Why should this decision matter for employers?
First and foremost, where an employee breaches the DPA, there is potential negative reputational damage for the employer, even where they are not at fault. This damage is amplified however in industries where personal data is a key asset, such as the charities sector in Mr Morrisey’s case, or the recruitment sector in Ms Grey’s. The loss of goodwill from those whose personal data has been disclosed without authorisation can have a substantial detrimental effect on an organisation.
What therefore can employers learn from the cases involving Mr Morrisey and Ms Grey, and what measures can they introduce to negate any harmful repercussions of such a personal data breach?
1) Policy, Education and Training
Employers should take proactive steps to create clear and well communicated policies relating to the security of personal data and employee’s obligations in relation to that data. Raising awareness of such policies, from the Board down to operational staff, is a significant factor in reducing the risk of personal data being disclosed without authorisation.
Employees should also be made aware that any deliberate breaches of these policies will be dealt with in accordance with the organisation’s disciplinary policy, which can lead to disciplinary action up to eventual termination of employment.
2) Practical measures
Simple practical steps can be taken by employers to reduce the risk of personal data being disclosed without authorisation. This can include limiting access to databases/personal data to those who strictly need access using passwords and access rights. Employers should keep passwords updated regularly, particularly once an employee is in the process of leaving, or has left, the organisation, and especially if any personal data is stored in the cloud. Moreover, employers should ensure that all personal data held is up to date and if it is no longer required, or the legal basis on which they were processing data (for example, the consent from legacy donors to charities) is no longer valid, then it should be deleted from their systems.
3) Prepare for a personal data breach
Whilst employers should take all reasonable measures to avoid any unauthorised disclosure of personal data, the risk of a rogue employee doing something that they are not authorised to do in connection with personal data always remains. Employers should prepare therefore for such an eventuality by implementing internal reporting procedures and potential remedial steps to respond to any unauthorised disclosures.
If such a disclosure was made, then employers could seek to reduce any reputational damage by responding swiftly to the breach, preventing any further loss and informing the ICO or data subject where required (please see our article on Data breaches under the GDPR for more information).
4) Inform exiting employees of their obligations
Many employers are unaware that employees who disclose personal data without authorisation can be pursued in other ways than simply relying on restrictive covenants in employment contracts. Whilst making a complaint to the ICO would take the matter out of the employer’s hands (in other words, it is up to the ICO if the matter is pursued or not), explaining to an existing employee that the employer has the right to do this, is likely to make that employee think twice before doing anything they should not in connection with any personal data.

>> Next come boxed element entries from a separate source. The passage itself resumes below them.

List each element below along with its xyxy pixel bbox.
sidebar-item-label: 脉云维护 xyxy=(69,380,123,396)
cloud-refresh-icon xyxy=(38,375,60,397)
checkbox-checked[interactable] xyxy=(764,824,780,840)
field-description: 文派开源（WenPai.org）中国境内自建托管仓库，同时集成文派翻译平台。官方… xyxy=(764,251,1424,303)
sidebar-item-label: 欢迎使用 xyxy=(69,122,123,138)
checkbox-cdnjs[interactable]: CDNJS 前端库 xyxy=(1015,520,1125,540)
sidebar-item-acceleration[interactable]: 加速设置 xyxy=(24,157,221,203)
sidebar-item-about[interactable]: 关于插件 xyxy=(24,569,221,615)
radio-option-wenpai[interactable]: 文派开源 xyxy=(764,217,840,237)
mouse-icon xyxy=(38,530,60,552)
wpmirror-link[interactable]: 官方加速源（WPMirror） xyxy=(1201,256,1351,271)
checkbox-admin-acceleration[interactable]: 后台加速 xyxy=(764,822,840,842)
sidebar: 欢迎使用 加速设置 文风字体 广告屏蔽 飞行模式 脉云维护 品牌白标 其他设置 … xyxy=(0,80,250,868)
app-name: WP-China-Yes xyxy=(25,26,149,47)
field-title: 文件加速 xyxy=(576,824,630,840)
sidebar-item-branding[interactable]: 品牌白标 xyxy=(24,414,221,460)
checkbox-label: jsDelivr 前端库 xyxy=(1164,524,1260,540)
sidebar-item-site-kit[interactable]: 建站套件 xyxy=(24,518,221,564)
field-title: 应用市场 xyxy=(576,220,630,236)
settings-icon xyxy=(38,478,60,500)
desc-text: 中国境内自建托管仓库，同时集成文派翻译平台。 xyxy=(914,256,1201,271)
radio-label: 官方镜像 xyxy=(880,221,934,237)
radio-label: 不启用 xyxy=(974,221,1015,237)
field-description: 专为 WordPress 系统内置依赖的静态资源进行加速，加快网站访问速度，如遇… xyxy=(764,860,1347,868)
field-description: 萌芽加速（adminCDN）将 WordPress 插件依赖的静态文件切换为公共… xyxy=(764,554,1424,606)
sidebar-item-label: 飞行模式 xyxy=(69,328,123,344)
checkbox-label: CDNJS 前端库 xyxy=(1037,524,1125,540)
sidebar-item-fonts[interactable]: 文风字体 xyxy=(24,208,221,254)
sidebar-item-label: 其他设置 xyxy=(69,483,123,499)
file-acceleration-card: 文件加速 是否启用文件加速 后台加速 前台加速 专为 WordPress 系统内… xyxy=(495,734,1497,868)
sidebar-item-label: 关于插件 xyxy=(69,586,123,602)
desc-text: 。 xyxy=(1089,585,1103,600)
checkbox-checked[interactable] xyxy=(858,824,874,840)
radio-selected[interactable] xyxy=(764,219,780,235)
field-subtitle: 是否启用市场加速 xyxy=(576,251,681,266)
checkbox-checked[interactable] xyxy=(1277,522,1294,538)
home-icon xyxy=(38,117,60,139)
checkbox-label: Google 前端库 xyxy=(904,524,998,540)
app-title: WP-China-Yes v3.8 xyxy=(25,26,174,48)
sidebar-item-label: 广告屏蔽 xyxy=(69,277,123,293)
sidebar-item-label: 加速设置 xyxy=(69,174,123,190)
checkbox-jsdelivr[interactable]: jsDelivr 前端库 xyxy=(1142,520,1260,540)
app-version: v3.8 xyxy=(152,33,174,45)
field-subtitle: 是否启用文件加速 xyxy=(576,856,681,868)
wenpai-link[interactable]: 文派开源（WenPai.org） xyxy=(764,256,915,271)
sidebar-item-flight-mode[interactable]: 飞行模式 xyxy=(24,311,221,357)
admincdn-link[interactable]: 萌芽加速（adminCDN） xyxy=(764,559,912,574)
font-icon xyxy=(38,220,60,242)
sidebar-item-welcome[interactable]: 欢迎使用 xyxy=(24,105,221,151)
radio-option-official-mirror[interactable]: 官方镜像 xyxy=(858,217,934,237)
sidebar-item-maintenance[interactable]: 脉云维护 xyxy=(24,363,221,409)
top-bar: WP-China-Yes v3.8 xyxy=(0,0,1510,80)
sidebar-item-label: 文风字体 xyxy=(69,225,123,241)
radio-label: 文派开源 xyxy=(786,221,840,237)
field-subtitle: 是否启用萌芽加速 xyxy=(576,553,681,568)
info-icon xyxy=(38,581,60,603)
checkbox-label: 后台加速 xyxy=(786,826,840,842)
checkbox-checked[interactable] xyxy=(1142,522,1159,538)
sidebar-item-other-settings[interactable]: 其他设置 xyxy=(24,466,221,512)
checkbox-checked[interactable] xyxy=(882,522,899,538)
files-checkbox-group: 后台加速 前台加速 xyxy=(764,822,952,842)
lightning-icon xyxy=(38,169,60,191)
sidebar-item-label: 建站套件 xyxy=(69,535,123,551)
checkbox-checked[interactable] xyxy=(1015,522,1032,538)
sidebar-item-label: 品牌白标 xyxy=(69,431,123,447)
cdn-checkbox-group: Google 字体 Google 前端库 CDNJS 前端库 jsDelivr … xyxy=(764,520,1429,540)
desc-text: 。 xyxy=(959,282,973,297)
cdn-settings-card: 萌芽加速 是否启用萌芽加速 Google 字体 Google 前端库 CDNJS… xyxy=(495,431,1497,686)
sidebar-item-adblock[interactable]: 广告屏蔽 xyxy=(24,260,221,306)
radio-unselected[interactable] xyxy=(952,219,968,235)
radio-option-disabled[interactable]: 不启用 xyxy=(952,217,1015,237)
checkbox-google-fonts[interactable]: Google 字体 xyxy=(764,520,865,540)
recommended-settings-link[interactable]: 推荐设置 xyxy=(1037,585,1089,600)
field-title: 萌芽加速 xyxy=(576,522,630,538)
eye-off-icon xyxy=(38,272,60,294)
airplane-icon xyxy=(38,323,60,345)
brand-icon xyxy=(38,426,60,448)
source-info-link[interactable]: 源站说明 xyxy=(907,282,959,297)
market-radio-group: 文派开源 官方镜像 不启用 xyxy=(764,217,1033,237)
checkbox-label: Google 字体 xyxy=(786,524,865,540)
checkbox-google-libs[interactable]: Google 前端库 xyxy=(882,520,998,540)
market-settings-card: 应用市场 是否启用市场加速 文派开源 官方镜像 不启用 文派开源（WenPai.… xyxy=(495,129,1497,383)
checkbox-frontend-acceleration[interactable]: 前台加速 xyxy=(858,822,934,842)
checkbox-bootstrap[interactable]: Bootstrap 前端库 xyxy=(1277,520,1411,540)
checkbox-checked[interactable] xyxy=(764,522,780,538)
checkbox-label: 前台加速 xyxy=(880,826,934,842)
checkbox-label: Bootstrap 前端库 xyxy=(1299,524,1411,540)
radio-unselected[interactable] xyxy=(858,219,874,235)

The General Data Protection Regulation (‘GDPR’)…
With the impending introduction of the GDPR in May 2018, the importance to employers of safely and compliantly processing personal data has arguably never been more significant. This, coupled with the ICO’s clear willingness to punish those individuals that deliberately breach legislation and potentially cause reputational damage to organisations, means employers should be taking steps now to protect the personal data it records, uses and stores.